Recent studies have demonstrated the importance of good oral health to our overall health. Chronic gum infections can affect all of our vital organs and compromise our immune systems in ways that put us at risk for serious illness. Abscesses deep in the gums can foster infections that can kill. A bright smile is much more than a cosmetic indulgence, but a basic health concern.

 

It is the same for your dog. Gum health is the measure of oral health. Tartar and plaque build-up under the gum line and can affect your dog’s health. It can cause mild to severe gum infections that can compromise your dog’s health and shorten its life.

 

The American Veterinary Medical Association recommends daily brushing with a toothpaste made for dogs. The AVMA website has launched a new instructional video of how to brush your dog’s teeth, http://tinyurl.com/d4m6lw. Dr. Sheldon Rubin demonstrates easy, step-by-step instructions on how to teach a dog to accept a daily tooth brushing and describes healthy treats.

 

Additional tools and resources are available on the “Pets Need Dental Care, Too” website http://tinyurl.com/aqf465  and an informal survey of experts on Cocker Spaniels found several products they’ve used successfully in addition to daily brushing. They are,

 

  • MaxiGuard oral cleaner
  • PetzLife Gel
  • CET toothpaste and sprays
  • Twistix dental chews (wheat and soy free, low fat)
  • Greenies dental chews
  • Nyla-Bone Pearly Whites chews
  • Hartz Mountain electric toothbrush (low vibration and tone dogs seem to tolerate)
  • Finger brushes made for pets

These products are available from KV Vet Supply, www.kvvet.com and Revival Vet Supply, www.revival.com

Never use any product containing xylitol. It is toxic to dogs and cats in small amounts. Only use products made for dogs and or cats.
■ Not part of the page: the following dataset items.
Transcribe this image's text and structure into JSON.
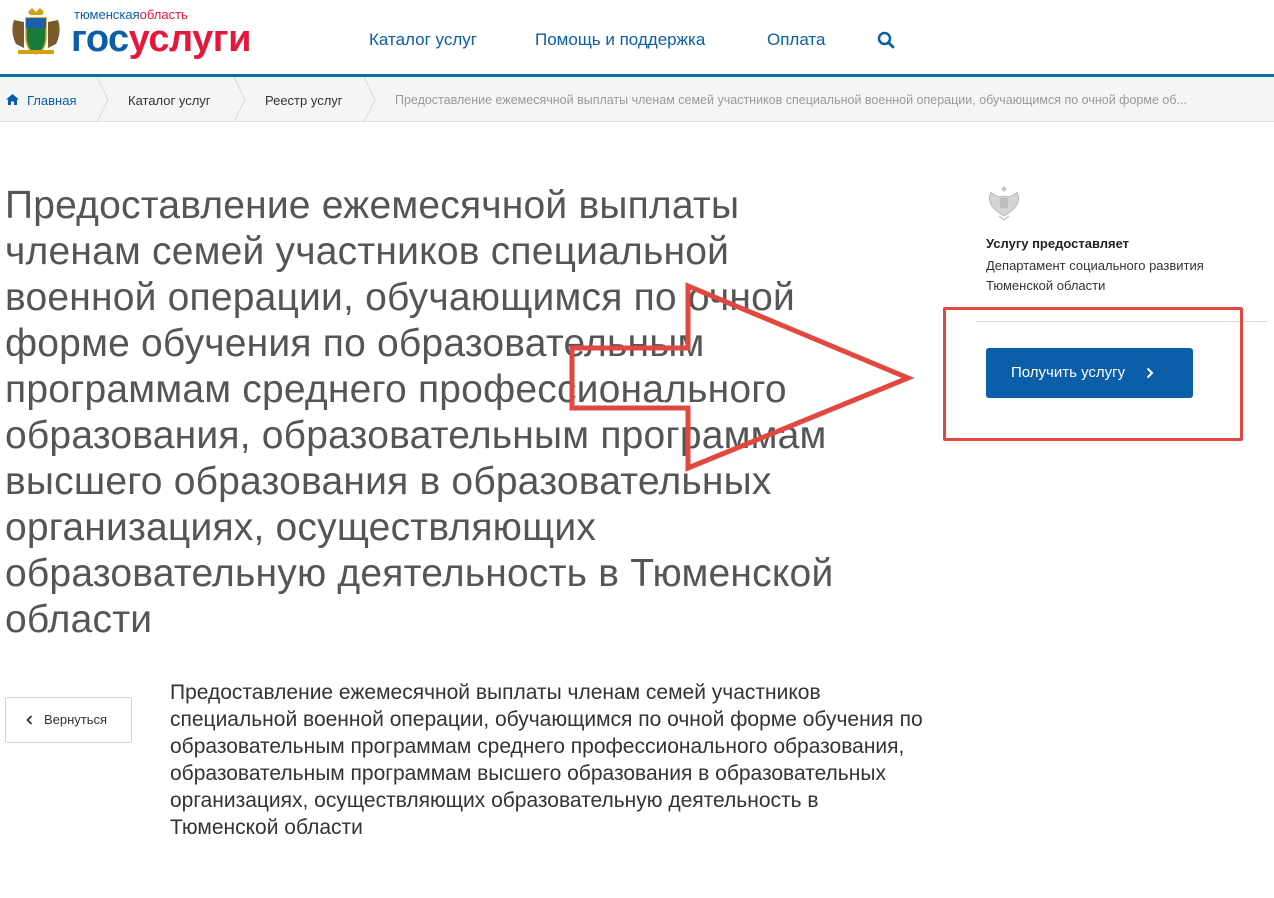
{
  "header": {
    "logo_region_part1": "тюменская",
    "logo_region_part2": "область",
    "logo_word_part1": "гос",
    "logo_word_part2": "услуги",
    "nav": [
      {
        "label": "Каталог услуг"
      },
      {
        "label": "Помощь и поддержка"
      },
      {
        "label": "Оплата"
      }
    ],
    "search_icon": "search-icon"
  },
  "breadcrumb": {
    "home": "Главная",
    "items": [
      {
        "label": "Каталог услуг"
      },
      {
        "label": "Реестр услуг"
      },
      {
        "label": "Предоставление ежемесячной выплаты членам семей участников специальной военной операции, обучающимся по очной форме об..."
      }
    ]
  },
  "main": {
    "title": "Предоставление ежемесячной выплаты членам семей участников специальной военной операции, обучающимся по очной форме обучения по образовательным программам среднего профессионального образования, образовательным программам высшего образования в образовательных организациях, осуществляющих образовательную деятельность в Тюменской области",
    "description": "Предоставление ежемесячной выплаты членам семей участников специальной военной операции, обучающимся по очной форме обучения по образовательным программам среднего профессионального образования, образовательным программам высшего образования в образовательных организациях, осуществляющих образовательную деятельность в Тюменской области",
    "back_label": "Вернуться"
  },
  "provider": {
    "label": "Услугу предоставляет",
    "name": "Департамент социального развития Тюменской области",
    "button_label": "Получить услугу"
  },
  "colors": {
    "brand_blue": "#0b5ea8",
    "brand_red": "#e5183b",
    "annotation_red": "#e2483f"
  }
}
Your dog’s oral health involves more than bad breath. Dental disease can harm your dog’s health in ways that damage its heart, liver, kidneys and other organs, and can compromise its immune system in ways that put her at risk for life-threatening disease. But you can manage this to reduce your dog’s risk for serious complications of dental disease with daily brushing, use of plaque removing treatments, and regular veterinary check-ups. With regular care your dog can have sparkling good health.